Key Points
— Ecopetrol’s board voted 6–3 to retain president Ricardo Roa despite two pending criminal charges related to President Petro’s 2022 campaign
— The company’s main labor union, which holds a board seat for the first time, demanded Roa’s removal and is now threatening a strike
— U.S. law firms hired by Ecopetrol flagged inconsistencies in Roa’s accounts, and reports indicate the SEC has opened an inquiry into the company
— Ecopetrol shares fell nearly 5% during the board session, moving against the broader oil rally driven by Gulf tensions
The board of Colombia’s largest company has voted to retain its embattled president, keeping Ricardo Roa at the helm of Ecopetrol despite two pending criminal charges and mounting pressure from the company’s own labor union. The Rio Times, the Latin American financial news outlet, examines what the decision means for the state oil giant’s governance, its investors, and the growing legal risks surrounding the Ecopetrol board and its leadership.
How the Ecopetrol Board Reached Its Decision
The vote came after nearly 24 hours of deliberation split across two sessions on March 20 and March 25. Six of the nine board members sided with retention, invoking the presumption of innocence and noting that an indictment does not constitute a conviction. The government, which controls seven of nine seats through its 85.5% ownership stake, aligned behind Roa.
President Petro reinforced the decision publicly, defending Roa as a trusted figure and warning the labor union against allying with opposition forces. Roa managed Petro’s 2022 presidential campaign and faces charges for influence peddling and for allegedly exceeding campaign spending limits, with a second hearing scheduled for April 8.
Union Pressure and Strike Threats
The Unión Sindical Obrera, which represents roughly one-third of Ecopetrol‘s workforce and holds a board seat for the first time, had demanded Roa’s removal. With the vote going against them, the union — historically an ally of Petro’s government — announced it may call a strike, opening an unusual rift between the administration and organized labor.

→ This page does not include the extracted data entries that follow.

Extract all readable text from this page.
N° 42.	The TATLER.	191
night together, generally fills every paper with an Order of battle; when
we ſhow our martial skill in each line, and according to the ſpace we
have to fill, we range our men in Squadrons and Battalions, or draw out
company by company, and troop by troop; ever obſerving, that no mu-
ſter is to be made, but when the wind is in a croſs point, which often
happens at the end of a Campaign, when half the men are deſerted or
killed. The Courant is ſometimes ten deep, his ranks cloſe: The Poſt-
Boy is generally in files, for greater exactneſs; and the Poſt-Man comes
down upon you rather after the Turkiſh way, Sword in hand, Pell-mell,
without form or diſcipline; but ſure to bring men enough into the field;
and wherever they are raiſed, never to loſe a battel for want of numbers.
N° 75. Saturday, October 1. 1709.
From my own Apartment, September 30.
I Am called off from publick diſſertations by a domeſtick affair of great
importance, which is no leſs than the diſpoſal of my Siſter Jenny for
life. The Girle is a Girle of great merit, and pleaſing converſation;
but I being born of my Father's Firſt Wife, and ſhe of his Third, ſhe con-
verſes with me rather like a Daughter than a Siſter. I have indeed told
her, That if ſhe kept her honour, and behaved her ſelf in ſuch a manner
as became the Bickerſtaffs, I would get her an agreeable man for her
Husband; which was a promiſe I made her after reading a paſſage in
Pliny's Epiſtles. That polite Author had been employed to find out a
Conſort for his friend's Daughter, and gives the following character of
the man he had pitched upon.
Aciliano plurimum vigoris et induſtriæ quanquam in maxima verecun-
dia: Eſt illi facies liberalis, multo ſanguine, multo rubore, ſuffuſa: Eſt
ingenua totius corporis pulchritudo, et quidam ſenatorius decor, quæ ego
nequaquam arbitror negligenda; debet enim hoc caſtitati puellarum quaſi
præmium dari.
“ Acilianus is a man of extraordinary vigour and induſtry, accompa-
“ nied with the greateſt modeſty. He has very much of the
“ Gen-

A work stoppage at Ecopetrol would carry significant economic consequences. The company produces over 60% of Colombia’s hydrocarbons and contributes roughly 10% of the national budget through taxes and dividends.
Legal Red Flags From U.S. Law Firms
The board made its decision despite internal warnings. A report from U.S. firm Miller & Chevalier, commissioned by Ecopetrol in 2024, documented inconsistencies in Roa’s account of a real estate transaction linked to the influence-peddling charge. A second firm, Covington & Burling, requested documents from Roa that were never provided.
Ecopetrol is listed on both the Colombian exchange and the New York Stock Exchange, subjecting it to SEC oversight under the Foreign Corrupt Practices Act. Reports indicate the SEC has opened an inquiry into the company, adding a layer of U.S. regulatory risk to the governance dispute.
Market Reaction and Investor Exposure
Ecopetrol shares fell nearly 5% on the Colombian exchange during the board session, moving against the trend for global oil stocks, which rallied on rising crude prices tied to Gulf tensions. Among minority shareholders, Colombia’s private pension fund managers — Porvenir, Protección, Colfondos, and Skandia — hold an 11.5% stake, exposing millions of Colombians’ retirement savings to the company’s reputational risk.
Legal analysts warn the board itself faces liability. Corporate governance experts note that directors could be held financially responsible if their decision is later found to have harmed the company, given the documented red flags from two U.S. law firms.
What Comes Next for Ecopetrol
The calendar is closing in. A shareholder assembly takes place this Friday, the union’s strike threat remains active, and Roa faces his second criminal hearing on April 8. The pension fund association Asofondos has already written to the board demanding a risk assessment and a continuity plan for Ecopetrol’s operations that Roa has not submitted.
For international investors, the episode illustrates a recurring tension in Colombia’s state-owned enterprises: a government majority that prioritizes political loyalty over corporate governance, tested against the scrutiny of U.S. regulators and markets that demand transparency. The board has bought Roa time, but the legal clock has not stopped.